Definition of the SMR
- This is the ratio of the observed hospital mortality vs. predicted hospital mortality for a specified time period.
- One can use this to compare hospitals and ICUs
- One needs to first calculate the predicted hospital mortality using an illness severity scoring system.
- An SMR of 1 means the mortality is as expected.
- An SMR of < 1 is better than expected, and >1 is worse than expected.
Limitations of the SMR
- Acceptable deviations from the SMR are not defined
- Suffers from inaccuracies associated with data collection
- SMR may be influenced by ICU admission and discharge practices (eg. discharging patients who are palliated, or admitting patients who are inevitably going to die).
- Accuracy of the SMR as a quality assessment tool may be influenced by patients who have been predominantly cared for at another ICU, and who have been received as a transfer.
- Mortality is not a surrogate for quality of care
- The populations used to calculate the predicted hospital mortality are potentially non-representative (i.e. the population may also contains a number of dying critically ill patients, or it may contain an unusually large proportion of people in robust health).
Limitations of comparing ICUs with the SMR:
- The SMR assumes all pre-ICU care is identical
- Ignores differences in case mix
- Sample sizes need to be large enough to obey the laws of logistic regression
- Data is assumed to be flawless and complete
References
Liddell, F. D. "Simple exact analysis of the standardised mortality ratio."Journal of Epidemiology and Community Health 38.1 (1984): 85-88.

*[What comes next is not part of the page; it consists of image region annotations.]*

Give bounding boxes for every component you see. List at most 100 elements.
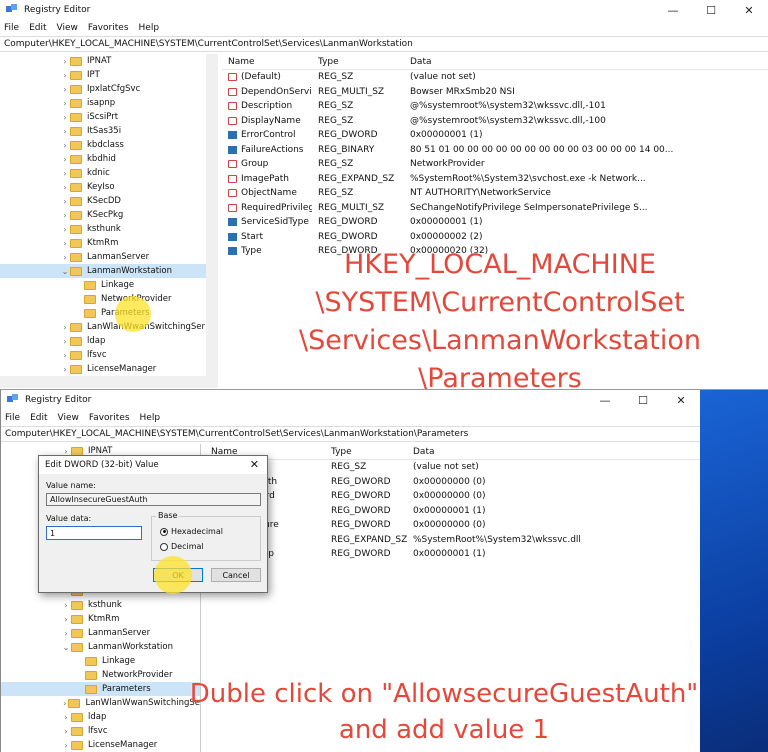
registry-value-row[interactable]: SignatureREG_DWORD0x00000001 (1): [205, 504, 700, 519]
tree-node[interactable]: › ksthunk: [1, 598, 200, 612]
tree-node[interactable]: ⌄ LanmanWorkstation: [1, 640, 200, 654]
registry-value-row[interactable]: Start REG_DWORD 0x00000002 (2): [222, 230, 768, 245]
registry-value-row[interactable]: Description REG_SZ @%systemroot%\system32\…: [222, 99, 768, 114]
expand-chevron-icon[interactable]: ›: [60, 127, 70, 136]
registry-value-row[interactable]: ImagePath REG_EXPAND_SZ %SystemRoot%\Syste…: [222, 172, 768, 187]
expand-chevron-icon[interactable]: ›: [60, 99, 70, 108]
menu-help[interactable]: Help: [140, 413, 161, 423]
tree-node[interactable]: › kbdclass: [0, 138, 217, 152]
column-header-type[interactable]: Type: [325, 447, 407, 457]
menu-help[interactable]: Help: [139, 23, 160, 33]
tree-node[interactable]: ⌄ LanmanWorkstation: [0, 264, 217, 278]
column-header-type[interactable]: Type: [312, 57, 404, 67]
expand-chevron-icon[interactable]: ›: [60, 57, 70, 66]
value-data-field[interactable]: 1: [46, 526, 142, 540]
registry-value-row[interactable]: itySignatureREG_DWORD0x00000000 (0): [205, 518, 700, 533]
expand-chevron-icon[interactable]: ›: [60, 197, 70, 206]
expand-chevron-icon[interactable]: ›: [60, 85, 70, 94]
column-header-name[interactable]: Name: [222, 57, 312, 67]
tree-node[interactable]: › KtmRm: [0, 236, 217, 250]
address-bar[interactable]: Computer\HKEY_LOCAL_MACHINE\SYSTEM\Curre…: [1, 426, 700, 442]
tree-node[interactable]: › LanWlanWwanSwitchingSer: [0, 320, 217, 334]
expand-chevron-icon[interactable]: ›: [61, 615, 71, 624]
registry-value-row[interactable]: Group REG_SZ NetworkProvider: [222, 157, 768, 172]
registry-value-row[interactable]: DependOnService REG_MULTI_SZ Bowser MRxSmb…: [222, 85, 768, 100]
registry-value-row[interactable]: xtPasswordREG_DWORD0x00000000 (0): [205, 489, 700, 504]
registry-value-row[interactable]: REG_SZ (value not set): [205, 460, 700, 475]
expand-chevron-icon[interactable]: ›: [60, 239, 70, 248]
menu-favorites[interactable]: Favorites: [89, 413, 130, 423]
tree-node[interactable]: Parameters: [0, 306, 217, 320]
maximize-button[interactable]: ☐: [692, 0, 730, 20]
tree-node[interactable]: NetworkProvider: [0, 292, 217, 306]
expand-chevron-icon[interactable]: ›: [60, 211, 70, 220]
address-bar[interactable]: Computer\HKEY_LOCAL_MACHINE\SYSTEM\Curre…: [0, 36, 768, 52]
registry-value-row[interactable]: (Default) REG_SZ (value not set): [222, 70, 768, 85]
minimize-button[interactable]: —: [654, 0, 692, 20]
tree-node[interactable]: › IPT: [0, 68, 217, 82]
registry-value-row[interactable]: ServiceSidType REG_DWORD 0x00000001 (1): [222, 215, 768, 230]
tree-node[interactable]: › iScsiPrt: [0, 110, 217, 124]
tree-node[interactable]: › LanmanServer: [1, 626, 200, 640]
expand-chevron-icon[interactable]: ›: [60, 183, 70, 192]
expand-chevron-icon[interactable]: ›: [60, 113, 70, 122]
menu-view[interactable]: View: [58, 413, 79, 423]
expand-chevron-icon[interactable]: ›: [60, 141, 70, 150]
menu-edit[interactable]: Edit: [29, 23, 46, 33]
registry-value-row[interactable]: ErrorControl REG_DWORD 0x00000001 (1): [222, 128, 768, 143]
decimal-radio[interactable]: Decimal: [160, 542, 204, 551]
expand-chevron-icon[interactable]: ›: [60, 323, 70, 332]
menu-favorites[interactable]: Favorites: [88, 23, 129, 33]
close-button[interactable]: ✕: [662, 390, 700, 410]
cancel-button[interactable]: Cancel: [211, 568, 261, 582]
expand-chevron-icon[interactable]: ›: [60, 337, 70, 346]
registry-value-row[interactable]: ObjectName REG_SZ NT AUTHORITY\NetworkServ…: [222, 186, 768, 201]
tree-node[interactable]: › KSecPkg: [0, 208, 217, 222]
tree-node[interactable]: › kdnic: [0, 166, 217, 180]
tree-node[interactable]: › ItSas35i: [0, 124, 217, 138]
menu-file[interactable]: File: [4, 23, 19, 33]
registry-value-row[interactable]: DisplayName REG_SZ @%systemroot%\system32\…: [222, 114, 768, 129]
tree-node[interactable]: Linkage: [0, 278, 217, 292]
tree-node[interactable]: › ksthunk: [0, 222, 217, 236]
tree-node[interactable]: › isapnp: [0, 96, 217, 110]
expand-chevron-icon[interactable]: ›: [60, 155, 70, 164]
column-header-data[interactable]: Data: [404, 57, 764, 67]
dialog-close-button[interactable]: ✕: [250, 458, 259, 471]
expand-chevron-icon[interactable]: ›: [61, 741, 71, 750]
tree-horizontal-scrollbar[interactable]: [0, 376, 218, 388]
tree-node[interactable]: › KSecDD: [0, 194, 217, 208]
tree-node[interactable]: › lfsvc: [0, 348, 217, 362]
registry-value-row[interactable]: eGuestAuthREG_DWORD0x00000000 (0): [205, 475, 700, 490]
expand-chevron-icon[interactable]: ›: [61, 727, 71, 736]
value-name-field[interactable]: AllowInsecureGuestAuth: [46, 493, 261, 506]
expand-chevron-icon[interactable]: ›: [61, 601, 71, 610]
registry-value-row[interactable]: REG_EXPAND_SZ %SystemRoot%\System32\wkssv…: [205, 533, 700, 548]
tree-node[interactable]: › IPNAT: [0, 54, 217, 68]
tree-node[interactable]: › KtmRm: [1, 612, 200, 626]
tree-node[interactable]: › ldap: [0, 334, 217, 348]
tree-node[interactable]: › LicenseManager: [0, 362, 217, 376]
tree-node[interactable]: › LanmanServer: [0, 250, 217, 264]
expand-chevron-icon[interactable]: ⌄: [60, 267, 70, 276]
expand-chevron-icon[interactable]: ›: [60, 225, 70, 234]
expand-chevron-icon[interactable]: ›: [61, 699, 68, 708]
menu-edit[interactable]: Edit: [30, 413, 47, 423]
menu-file[interactable]: File: [5, 413, 20, 423]
maximize-button[interactable]: ☐: [624, 390, 662, 410]
expand-chevron-icon[interactable]: ⌄: [61, 643, 71, 652]
registry-value-row[interactable]: oadOnStopREG_DWORD0x00000001 (1): [205, 547, 700, 562]
registry-value-row[interactable]: RequiredPrivileg... REG_MULTI_SZ SeChangeN…: [222, 201, 768, 216]
menu-view[interactable]: View: [57, 23, 78, 33]
tree-node[interactable]: › IpxlatCfgSvc: [0, 82, 217, 96]
tree-node[interactable]: › KeyIso: [0, 180, 217, 194]
expand-chevron-icon[interactable]: ›: [60, 253, 70, 262]
tree-vertical-scrollbar[interactable]: [206, 54, 218, 376]
expand-chevron-icon[interactable]: ›: [60, 351, 70, 360]
hexadecimal-radio[interactable]: Hexadecimal: [160, 527, 223, 536]
expand-chevron-icon[interactable]: ›: [60, 169, 70, 178]
minimize-button[interactable]: —: [586, 390, 624, 410]
close-button[interactable]: ✕: [730, 0, 768, 20]
column-header-data[interactable]: Data: [407, 447, 697, 457]
expand-chevron-icon[interactable]: ›: [60, 365, 70, 374]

Wolfe, Robert A. "The standardized mortality ratio revisited: improvements, innovations, and limitations." American Journal of Kidney Diseases 24.2 (1994): 290-297.
Gaffey, William R. "A critique of the standardized mortality ratio." Journal of Occupational and Environmental Medicine 18.3 (1976): 157-160.

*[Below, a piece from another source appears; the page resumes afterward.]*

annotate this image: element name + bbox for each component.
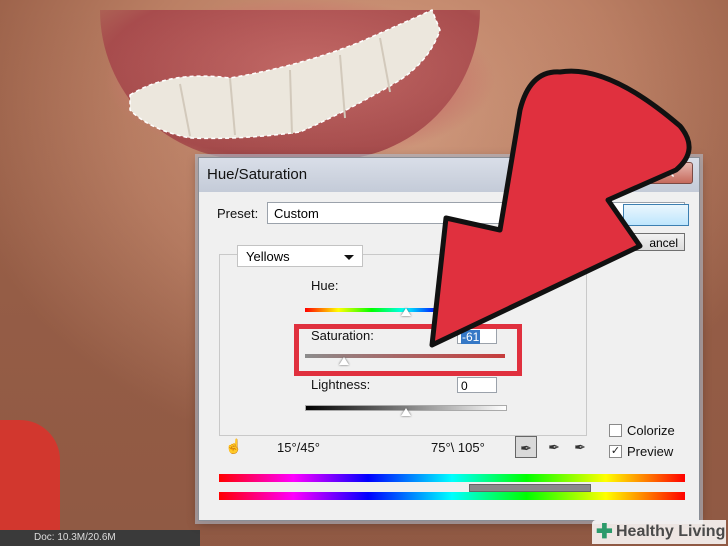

Jones, Michael E., and Anthony J. Swerdlow. "Bias in the standardized mortality ratio when using general population rates to estimate expected number of deaths." American journal of epidemiology 148.10 (1998): 1012-1017.
van Gestel, Yvette RBM, et al. "The hospital standardized mortality ratio fallacy: a narrative review." Medical care 50.8 (2012): 662-667.
Combes, Alain, et al. "Adverse effect on a referral intensive care unit's performance of accepting patients transferred from another intensive care unit*."Critical care medicine 33.4 (2005): 705-710.